I've resisted all previous calls to launch new santorum-style campaigns, DMMA, but your suggestion appeals to me. It takes a lot to lift my spirits these days—something about knowing that George W. Bush is going to be in office for three more fucking years makes every day a gloomy one—but contemplating the sight of ITMFA buttons, T-shirts, lapel pins, and bumper stickers definitely lifted my spirits.

But I need to consult my readers. While I get all the credit for launching santorum-the-substance, it was a reader who suggested a contest, and another reader who suggested the winning definition. It was my readers who made Rick Santorum what he is today—an international laughingstock. So I put it to those same readers: Should Savage Love get behind a campaign to popularize ITMFA? Would you wear buttons? T-shirts? Lapel pins? Would you help push the website to number one on Google?
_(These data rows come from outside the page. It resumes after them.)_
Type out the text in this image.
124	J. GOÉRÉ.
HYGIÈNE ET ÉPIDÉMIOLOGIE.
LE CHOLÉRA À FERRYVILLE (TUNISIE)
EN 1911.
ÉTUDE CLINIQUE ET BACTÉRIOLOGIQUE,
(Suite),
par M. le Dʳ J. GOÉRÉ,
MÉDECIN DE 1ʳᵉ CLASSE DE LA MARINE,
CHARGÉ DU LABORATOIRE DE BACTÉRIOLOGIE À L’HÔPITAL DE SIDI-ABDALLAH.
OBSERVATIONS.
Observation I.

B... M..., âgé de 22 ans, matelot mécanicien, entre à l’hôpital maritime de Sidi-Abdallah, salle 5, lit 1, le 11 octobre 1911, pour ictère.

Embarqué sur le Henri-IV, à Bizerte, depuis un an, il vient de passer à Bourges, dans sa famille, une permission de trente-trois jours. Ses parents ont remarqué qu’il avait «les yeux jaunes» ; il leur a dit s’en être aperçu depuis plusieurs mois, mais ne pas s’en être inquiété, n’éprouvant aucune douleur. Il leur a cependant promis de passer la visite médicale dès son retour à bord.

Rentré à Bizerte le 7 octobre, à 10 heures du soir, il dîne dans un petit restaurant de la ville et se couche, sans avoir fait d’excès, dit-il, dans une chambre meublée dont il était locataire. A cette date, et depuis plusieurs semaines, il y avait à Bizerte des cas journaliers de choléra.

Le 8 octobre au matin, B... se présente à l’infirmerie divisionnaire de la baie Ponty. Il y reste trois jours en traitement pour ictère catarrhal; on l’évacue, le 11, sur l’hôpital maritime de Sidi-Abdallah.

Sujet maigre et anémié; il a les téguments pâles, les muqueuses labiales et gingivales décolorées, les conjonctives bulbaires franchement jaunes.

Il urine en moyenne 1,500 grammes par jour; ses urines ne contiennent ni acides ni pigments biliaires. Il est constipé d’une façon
Would you put ITMFA bumper stickers on your cars?

Dear Dan Savage: I was flattered to hear that you and your readers had picked up our reference to santorum in The Economist, but I just wanted to disagree with—or hope to disagree with—your reader who ventured that they were unusual in reading both Savage Love and The Economist. I hope very much they are not. Although nonreaders often think of us as a conservative magazine, we've actually always been socially highly liberal, whether on immigration, gay rights, or many other things, including favouring the legalization of drugs. The Economist was among the first mainstream publications, on either side of the Atlantic, to advocate legal recognition of gay partnerships when I ran a cover on the subject in 1996 and then another in 2004.
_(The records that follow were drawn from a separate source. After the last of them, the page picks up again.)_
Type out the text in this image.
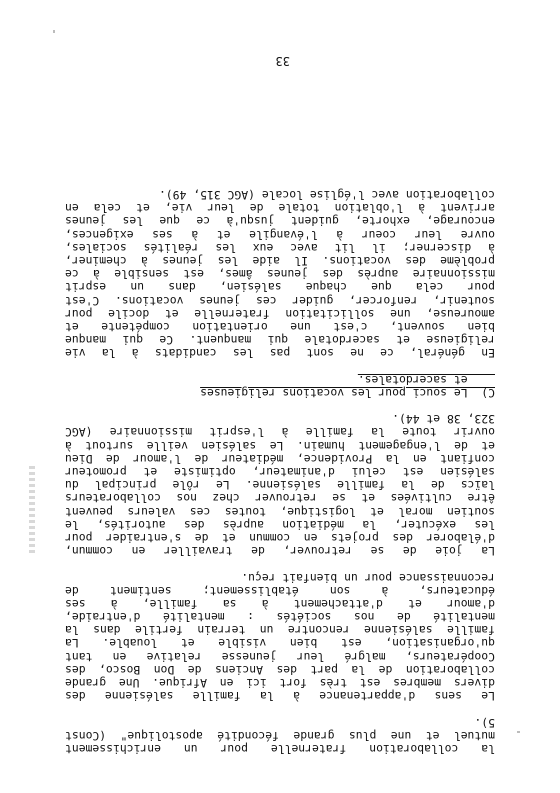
la collaboration fraternelle pour un enrichissement
mutuel et une plus grande fécondité apostolique" (Const
5).
Le sens d'appartenance à la famille salésienne des
divers membres est très fort ici en Afrique. Une grande
collaboration de la part des Anciens de Don Bosco, des
Coopérateurs, malgré leur jeunesse relative en tant
qu'organisation, est bien visible et louable. La
famille salésienne rencontre un terrain fertile dans la
mentalité de nos sociétés : mentalité d'entraide,
d'amour et d'attachement à sa famille, à ses
éducateurs, à son établissement; sentiment de
reconnaissance pour un bienfait reçu.
La joie de se retrouver, de travailler en commun,
d'élaborer des projets en commun et de s'entraider pour
les exécuter, la médiation auprès des autorités, le
soutien moral et logistique, toutes ces valeurs peuvent
être cultivées et se retrouver chez nos collaborateurs
laïcs de la famille salésienne. Le rôle principal du
salésien est celui d'animateur, optimiste et promoteur
confiant en la Providence, médiateur de l'amour de Dieu
et de l'engagement humain. Le salésien veille surtout à
ouvrir toute la famille à l'esprit missionnaire (AGC
323, 38 et 44).
C)  Le souci pour les vocations religieuses
et sacerdotales.
En général, ce ne sont pas les candidats à la vie
religieuse et sacerdotale qui manquent. Ce qui manque
bien souvent, c'est une orientation compétente et
amoureuse, une sollicitation fraternelle et docile pour
soutenir, renforcer, guider ces jeunes vocations. C'est
pour cela que chaque salésien, dans un esprit
missionnaire auprès des jeunes âmes, est sensible à ce
problème des vocations. Il aide les jeunes à cheminer,
à discerner; il lit avec eux les réalités sociales,
ouvre leur coeur à l'évangile et à ses exigences,
encourage, exhorte, guident jusqu'à ce que les jeunes
arrivent à l'oblation totale de leur vie, et cela en
collaboration avec l'église locale (AGC 315, 49).
33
Our readership is younger than that of other current-affairs or business publications, and I like to think that, like us writers, they are thoughtful, intelligent folk. But you were right: It is not only gay activists who use the term santorum in that way. Maybe being edited in London explains why we got that wrong.
Bill Emmott, Editor
The Economist, London

Thanks for being a big enough editor to admit that you were wrong, Bill. I was about to call for the entire staff of The Economist to be beheaded, but hey, now there's no need. But could you print the definition for your readers who aren't familiar with it?